La présidente par intérim du Venezuela, Delcy Rodriguez, a arboré une broche représentant son pays et incluant l’Essequibo, un territoire de 160.000 km² riche en pétrole administré par le Guyana mais dont les frontières sont au coeur d’un différend avec Caracas.
Le président du Guyana Irfaan Ali s’est plaint mardi de la broche portée par la présidente par intérim du Venezuela Delcy Rodriguez lors de deux visites officielles dans les Caraïbes, représentant la carte de son pays incluant l’Essequibo, une région disputée entre les deux pays.
Ce territoire de 160.000 km² riche en pétrole est administré par le Guyana depuis plus d’un siècle mais se trouve au coeur d’un différend avec le Venezuela, les deux pays s’opposant sur le tracé de leur frontière commune. Les appels répétés du président déchu Nicolas Maduro en faveur d’une annexion de l’Essequibo ont fait craindre un conflit armé.

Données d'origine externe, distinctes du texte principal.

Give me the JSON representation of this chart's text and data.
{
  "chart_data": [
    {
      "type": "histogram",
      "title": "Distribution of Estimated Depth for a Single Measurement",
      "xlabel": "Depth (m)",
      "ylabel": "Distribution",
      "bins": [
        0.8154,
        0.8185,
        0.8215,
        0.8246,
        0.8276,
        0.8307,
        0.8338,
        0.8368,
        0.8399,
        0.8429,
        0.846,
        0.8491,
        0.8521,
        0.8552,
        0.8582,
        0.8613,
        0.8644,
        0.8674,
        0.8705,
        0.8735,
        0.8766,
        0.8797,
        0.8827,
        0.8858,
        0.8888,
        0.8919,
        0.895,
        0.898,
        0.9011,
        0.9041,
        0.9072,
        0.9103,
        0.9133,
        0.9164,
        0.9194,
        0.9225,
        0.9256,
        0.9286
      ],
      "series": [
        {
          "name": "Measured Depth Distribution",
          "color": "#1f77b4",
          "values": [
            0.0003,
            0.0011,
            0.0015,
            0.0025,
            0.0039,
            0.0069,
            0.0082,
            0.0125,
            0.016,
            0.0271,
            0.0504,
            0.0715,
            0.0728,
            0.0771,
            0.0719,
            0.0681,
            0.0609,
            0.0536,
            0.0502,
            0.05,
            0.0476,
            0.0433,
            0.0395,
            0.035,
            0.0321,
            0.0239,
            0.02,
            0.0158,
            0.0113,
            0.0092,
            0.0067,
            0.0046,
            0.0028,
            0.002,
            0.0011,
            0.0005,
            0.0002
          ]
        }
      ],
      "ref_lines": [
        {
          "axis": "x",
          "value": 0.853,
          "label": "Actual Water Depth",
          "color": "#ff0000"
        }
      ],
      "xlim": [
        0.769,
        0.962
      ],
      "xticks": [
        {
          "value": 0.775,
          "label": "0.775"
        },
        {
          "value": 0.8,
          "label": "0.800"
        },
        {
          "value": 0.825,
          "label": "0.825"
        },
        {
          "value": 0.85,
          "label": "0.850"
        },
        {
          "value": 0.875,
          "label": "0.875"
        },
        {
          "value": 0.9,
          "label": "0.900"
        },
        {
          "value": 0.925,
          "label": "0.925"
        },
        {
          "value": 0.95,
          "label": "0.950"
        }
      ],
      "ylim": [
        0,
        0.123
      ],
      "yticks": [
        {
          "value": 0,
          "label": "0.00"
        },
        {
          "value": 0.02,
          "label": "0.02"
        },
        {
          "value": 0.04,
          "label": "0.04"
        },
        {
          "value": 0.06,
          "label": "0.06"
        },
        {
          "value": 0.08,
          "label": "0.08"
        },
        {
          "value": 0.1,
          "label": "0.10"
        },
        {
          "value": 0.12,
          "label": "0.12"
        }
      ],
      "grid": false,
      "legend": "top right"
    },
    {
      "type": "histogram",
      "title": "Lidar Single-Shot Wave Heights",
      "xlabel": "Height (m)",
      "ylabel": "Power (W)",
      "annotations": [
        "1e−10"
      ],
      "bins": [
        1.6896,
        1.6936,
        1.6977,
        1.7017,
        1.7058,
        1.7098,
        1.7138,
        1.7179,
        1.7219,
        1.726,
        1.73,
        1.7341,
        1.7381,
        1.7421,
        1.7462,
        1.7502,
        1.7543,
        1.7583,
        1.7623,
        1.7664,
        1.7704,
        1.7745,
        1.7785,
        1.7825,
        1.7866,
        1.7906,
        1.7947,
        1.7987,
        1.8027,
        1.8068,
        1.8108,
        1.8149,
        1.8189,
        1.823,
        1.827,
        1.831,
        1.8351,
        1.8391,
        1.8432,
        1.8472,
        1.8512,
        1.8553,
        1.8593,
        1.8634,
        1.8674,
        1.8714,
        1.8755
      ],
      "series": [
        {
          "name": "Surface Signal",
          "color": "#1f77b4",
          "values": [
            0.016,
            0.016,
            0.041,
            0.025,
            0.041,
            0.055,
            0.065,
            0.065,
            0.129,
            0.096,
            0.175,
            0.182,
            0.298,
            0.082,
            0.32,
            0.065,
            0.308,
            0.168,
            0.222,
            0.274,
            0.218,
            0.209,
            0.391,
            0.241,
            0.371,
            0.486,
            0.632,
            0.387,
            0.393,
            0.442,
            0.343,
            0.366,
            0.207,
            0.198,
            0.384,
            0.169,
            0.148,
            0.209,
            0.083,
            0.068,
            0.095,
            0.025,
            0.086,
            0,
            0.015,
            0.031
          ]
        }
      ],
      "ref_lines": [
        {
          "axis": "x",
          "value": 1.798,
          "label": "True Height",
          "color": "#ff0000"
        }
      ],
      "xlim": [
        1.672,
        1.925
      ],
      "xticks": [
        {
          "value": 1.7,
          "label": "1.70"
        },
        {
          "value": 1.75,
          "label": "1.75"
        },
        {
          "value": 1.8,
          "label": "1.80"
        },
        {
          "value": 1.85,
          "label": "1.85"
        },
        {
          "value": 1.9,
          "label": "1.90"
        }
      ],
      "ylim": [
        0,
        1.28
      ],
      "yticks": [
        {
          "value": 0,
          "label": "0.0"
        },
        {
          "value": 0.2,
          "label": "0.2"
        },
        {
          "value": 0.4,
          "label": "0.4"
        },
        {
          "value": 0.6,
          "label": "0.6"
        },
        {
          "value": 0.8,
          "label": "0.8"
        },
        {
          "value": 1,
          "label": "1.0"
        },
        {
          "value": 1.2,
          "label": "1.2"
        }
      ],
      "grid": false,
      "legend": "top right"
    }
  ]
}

Ancienne vice-présidente, Delcy Rodriguez, qui a succédé à Nicolas Maduro après sa capture par l’armée américaine le 3 janvier, était notamment responsable du dossier de l’Essequibo devant la Cour internationale de justice (CIJ). Lors de ses deux visites officielles à l’étranger ce mois-ci, d’abord sur l’île de la Grenade puis à la Barbade, Delcy Rodriguez a arboré une broche dorée représentant une carte du Venezuela incluant l’Essequibo.
« Exhibition ostentatoire de symboles »
Guyana Irfaan Ali a jugé « profondément regrettable » que, lors de ces rencontres, on ait pu voir « l’exhibition ostentatoire de symboles » affirmant la revendication territoriale du Venezuela sur cette zone litigieuse.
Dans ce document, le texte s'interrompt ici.